Our History

In 1911, McAlester’s social and athletic life was was brought to a new level when a small group of citizens formed the McAlester Country Club.

In 1910, a strip of land 160 acres long was rented for the cost of thirty-two dollars and fifty cents per year. This land, which just four years before had been Indian Territory, was in 1914 bought for the price of $2,400. This included all 160 acres.

The source behind the effort was a man by the name of Melvin Cornish, a local attorney and first president of the club.

One of the first problems that the new board of directors faced was what to do with the pest house which stood near what is now the number one green.

Pest houses were common at the time and were used to quarantine victims of communicable diseases. Each one of these houses had a cook. They also had several guards to keep the quarantined persons from leaving. This particular pest house was in use at the time the club bought the land and housed several poor victims of small pox and other such diseases. The board had to decide to shut the pest house down in order to build the golf course.

At the April 29, 1911 board meeting, plans for a building 40 by 60 by 16 feet were requested. All was approved and the building was started on June 14, 1911. The open-air pavilion was finished on September 12, 1911 at a cost of $8,000.

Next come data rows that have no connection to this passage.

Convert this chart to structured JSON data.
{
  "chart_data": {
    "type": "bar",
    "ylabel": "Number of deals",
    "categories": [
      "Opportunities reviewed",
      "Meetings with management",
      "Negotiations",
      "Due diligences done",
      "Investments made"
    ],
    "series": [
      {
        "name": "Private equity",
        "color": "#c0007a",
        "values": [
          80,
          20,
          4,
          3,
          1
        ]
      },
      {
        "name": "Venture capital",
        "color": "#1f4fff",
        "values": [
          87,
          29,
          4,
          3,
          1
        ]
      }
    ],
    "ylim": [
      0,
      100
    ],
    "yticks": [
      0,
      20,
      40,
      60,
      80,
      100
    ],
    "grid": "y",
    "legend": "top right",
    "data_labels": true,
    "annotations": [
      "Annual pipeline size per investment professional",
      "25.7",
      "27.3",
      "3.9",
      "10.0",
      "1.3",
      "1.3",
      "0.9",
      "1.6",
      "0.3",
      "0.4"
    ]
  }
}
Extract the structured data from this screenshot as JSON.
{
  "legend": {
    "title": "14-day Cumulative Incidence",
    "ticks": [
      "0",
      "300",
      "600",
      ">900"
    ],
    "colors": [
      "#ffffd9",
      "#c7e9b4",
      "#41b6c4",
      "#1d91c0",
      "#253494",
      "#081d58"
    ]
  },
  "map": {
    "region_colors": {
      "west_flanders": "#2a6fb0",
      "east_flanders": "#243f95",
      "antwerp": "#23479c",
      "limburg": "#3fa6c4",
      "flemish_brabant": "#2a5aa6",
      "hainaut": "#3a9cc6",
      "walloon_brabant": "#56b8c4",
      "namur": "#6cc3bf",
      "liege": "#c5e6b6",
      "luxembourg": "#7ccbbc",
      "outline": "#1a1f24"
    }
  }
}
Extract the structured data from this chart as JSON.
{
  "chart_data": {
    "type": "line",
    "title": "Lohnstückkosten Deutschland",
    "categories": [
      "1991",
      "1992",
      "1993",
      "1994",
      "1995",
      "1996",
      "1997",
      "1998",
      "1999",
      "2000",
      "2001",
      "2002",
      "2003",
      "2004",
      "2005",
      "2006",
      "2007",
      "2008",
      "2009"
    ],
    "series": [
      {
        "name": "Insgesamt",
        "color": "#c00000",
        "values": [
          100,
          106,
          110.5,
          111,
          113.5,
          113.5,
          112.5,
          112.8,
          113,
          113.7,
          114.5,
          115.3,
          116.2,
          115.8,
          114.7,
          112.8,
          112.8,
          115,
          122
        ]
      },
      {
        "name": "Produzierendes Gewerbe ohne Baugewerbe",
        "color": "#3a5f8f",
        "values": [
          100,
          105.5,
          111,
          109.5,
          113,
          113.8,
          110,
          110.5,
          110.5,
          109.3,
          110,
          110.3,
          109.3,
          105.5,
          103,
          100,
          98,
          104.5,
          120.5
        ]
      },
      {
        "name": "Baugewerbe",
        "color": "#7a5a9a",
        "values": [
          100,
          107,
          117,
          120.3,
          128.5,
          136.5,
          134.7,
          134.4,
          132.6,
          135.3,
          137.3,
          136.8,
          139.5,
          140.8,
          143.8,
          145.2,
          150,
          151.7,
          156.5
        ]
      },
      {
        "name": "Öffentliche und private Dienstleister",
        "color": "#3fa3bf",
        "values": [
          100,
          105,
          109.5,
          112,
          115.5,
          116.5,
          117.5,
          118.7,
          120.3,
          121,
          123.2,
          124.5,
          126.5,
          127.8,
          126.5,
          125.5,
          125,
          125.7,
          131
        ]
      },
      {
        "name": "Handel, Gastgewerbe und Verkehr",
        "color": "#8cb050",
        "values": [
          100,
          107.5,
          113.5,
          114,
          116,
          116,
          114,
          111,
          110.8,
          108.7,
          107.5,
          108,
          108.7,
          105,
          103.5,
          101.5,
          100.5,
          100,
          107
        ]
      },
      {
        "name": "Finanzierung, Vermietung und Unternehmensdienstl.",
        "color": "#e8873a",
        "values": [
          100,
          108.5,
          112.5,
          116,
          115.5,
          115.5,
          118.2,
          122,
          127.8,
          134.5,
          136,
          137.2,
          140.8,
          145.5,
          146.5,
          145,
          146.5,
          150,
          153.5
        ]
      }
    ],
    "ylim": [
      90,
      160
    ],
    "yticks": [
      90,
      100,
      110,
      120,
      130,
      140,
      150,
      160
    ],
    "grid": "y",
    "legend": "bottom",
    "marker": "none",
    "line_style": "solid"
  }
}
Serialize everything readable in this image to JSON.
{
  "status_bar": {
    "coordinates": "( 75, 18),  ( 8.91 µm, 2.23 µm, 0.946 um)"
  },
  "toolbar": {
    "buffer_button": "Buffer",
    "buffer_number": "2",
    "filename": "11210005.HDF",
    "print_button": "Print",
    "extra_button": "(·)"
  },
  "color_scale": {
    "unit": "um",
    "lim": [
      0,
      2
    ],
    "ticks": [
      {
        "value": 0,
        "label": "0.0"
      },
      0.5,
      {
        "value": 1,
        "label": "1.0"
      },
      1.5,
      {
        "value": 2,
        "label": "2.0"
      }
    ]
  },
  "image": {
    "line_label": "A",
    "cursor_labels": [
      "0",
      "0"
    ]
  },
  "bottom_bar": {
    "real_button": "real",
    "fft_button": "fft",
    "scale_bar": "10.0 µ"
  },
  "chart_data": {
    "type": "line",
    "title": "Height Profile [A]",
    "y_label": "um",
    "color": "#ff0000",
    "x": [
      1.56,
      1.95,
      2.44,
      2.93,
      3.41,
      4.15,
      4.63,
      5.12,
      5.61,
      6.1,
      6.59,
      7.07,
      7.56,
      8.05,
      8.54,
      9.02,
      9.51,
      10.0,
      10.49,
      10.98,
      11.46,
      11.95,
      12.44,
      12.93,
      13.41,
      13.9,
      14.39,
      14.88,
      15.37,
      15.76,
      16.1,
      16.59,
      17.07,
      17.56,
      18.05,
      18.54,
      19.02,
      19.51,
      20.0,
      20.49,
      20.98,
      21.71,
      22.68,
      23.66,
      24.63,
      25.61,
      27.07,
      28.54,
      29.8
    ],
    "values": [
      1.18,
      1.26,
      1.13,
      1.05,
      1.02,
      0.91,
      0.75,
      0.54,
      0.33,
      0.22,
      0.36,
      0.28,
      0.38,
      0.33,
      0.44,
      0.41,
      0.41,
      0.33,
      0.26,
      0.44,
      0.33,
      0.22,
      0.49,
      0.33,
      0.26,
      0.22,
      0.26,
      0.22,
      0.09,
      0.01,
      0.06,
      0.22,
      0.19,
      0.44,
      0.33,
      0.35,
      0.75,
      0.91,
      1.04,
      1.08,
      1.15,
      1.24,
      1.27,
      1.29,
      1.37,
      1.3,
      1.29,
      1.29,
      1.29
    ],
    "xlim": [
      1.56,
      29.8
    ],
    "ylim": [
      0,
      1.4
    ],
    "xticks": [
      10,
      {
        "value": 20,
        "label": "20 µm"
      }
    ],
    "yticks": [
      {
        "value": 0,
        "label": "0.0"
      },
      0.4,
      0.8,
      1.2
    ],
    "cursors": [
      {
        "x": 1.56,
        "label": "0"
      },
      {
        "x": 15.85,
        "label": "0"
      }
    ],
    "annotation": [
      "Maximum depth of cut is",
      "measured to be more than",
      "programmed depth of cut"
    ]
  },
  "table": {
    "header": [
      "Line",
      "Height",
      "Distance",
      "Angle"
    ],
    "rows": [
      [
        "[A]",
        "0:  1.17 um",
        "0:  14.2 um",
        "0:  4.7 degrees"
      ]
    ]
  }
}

Authur Jackson designed what is now called the “original nine” of the McAlester Golf course. He came to Oklahoma in 1907 from Scotland. In 1912, he became the assistant pro at the Tulsa Golf and Country Club. This was a few years after he designed three Oklahoma golf courses including the McAlester course. The golf course was ready for use in 1911, the first year the club was in operation.

The holes of the original nine stand much like they did when Jackson designed it. Some of the fairways have been lengthened and some have been shortened. Sand greens were used in the first 15 to 20 years, but later in the 1920’s bermuda grass was put in by inmate labor from the Oklahoma State Penitentiary. The Inmates would come early in the morning for work. The club would feed them their noon meal and they would work until late evening.

Hired in 1911, the first golf professional was named Guy P. Crooks. He served as pro for eight years until 1919. He and the next nine men to serve as pros were not “official” because none belonged to the Professional Golf Association. A more appropriate title would have been “greenskeepers” although many of them were good golfers. The first PGA Professional James H. Shelton arrived in 1957.

The club employed a number of golf-pros such as Bob Dickson, the 1967 U.S. and British Amateur Champion, two-time PGA Tour winner and one-time Champions Tour winner.

Since the original golf course was completed, tennis courts, swimming pools and a driving range have been added. A second nine holes, designed by PGA Professional Carl Higgins, was completed in 1999 which was intermingled with the old nine to form the course in the layout that exists today.

Since 1958, McAlester Country Club is host to one of the longest-running individual medal-play tournaments in Oklahoma. The MCC Invitational.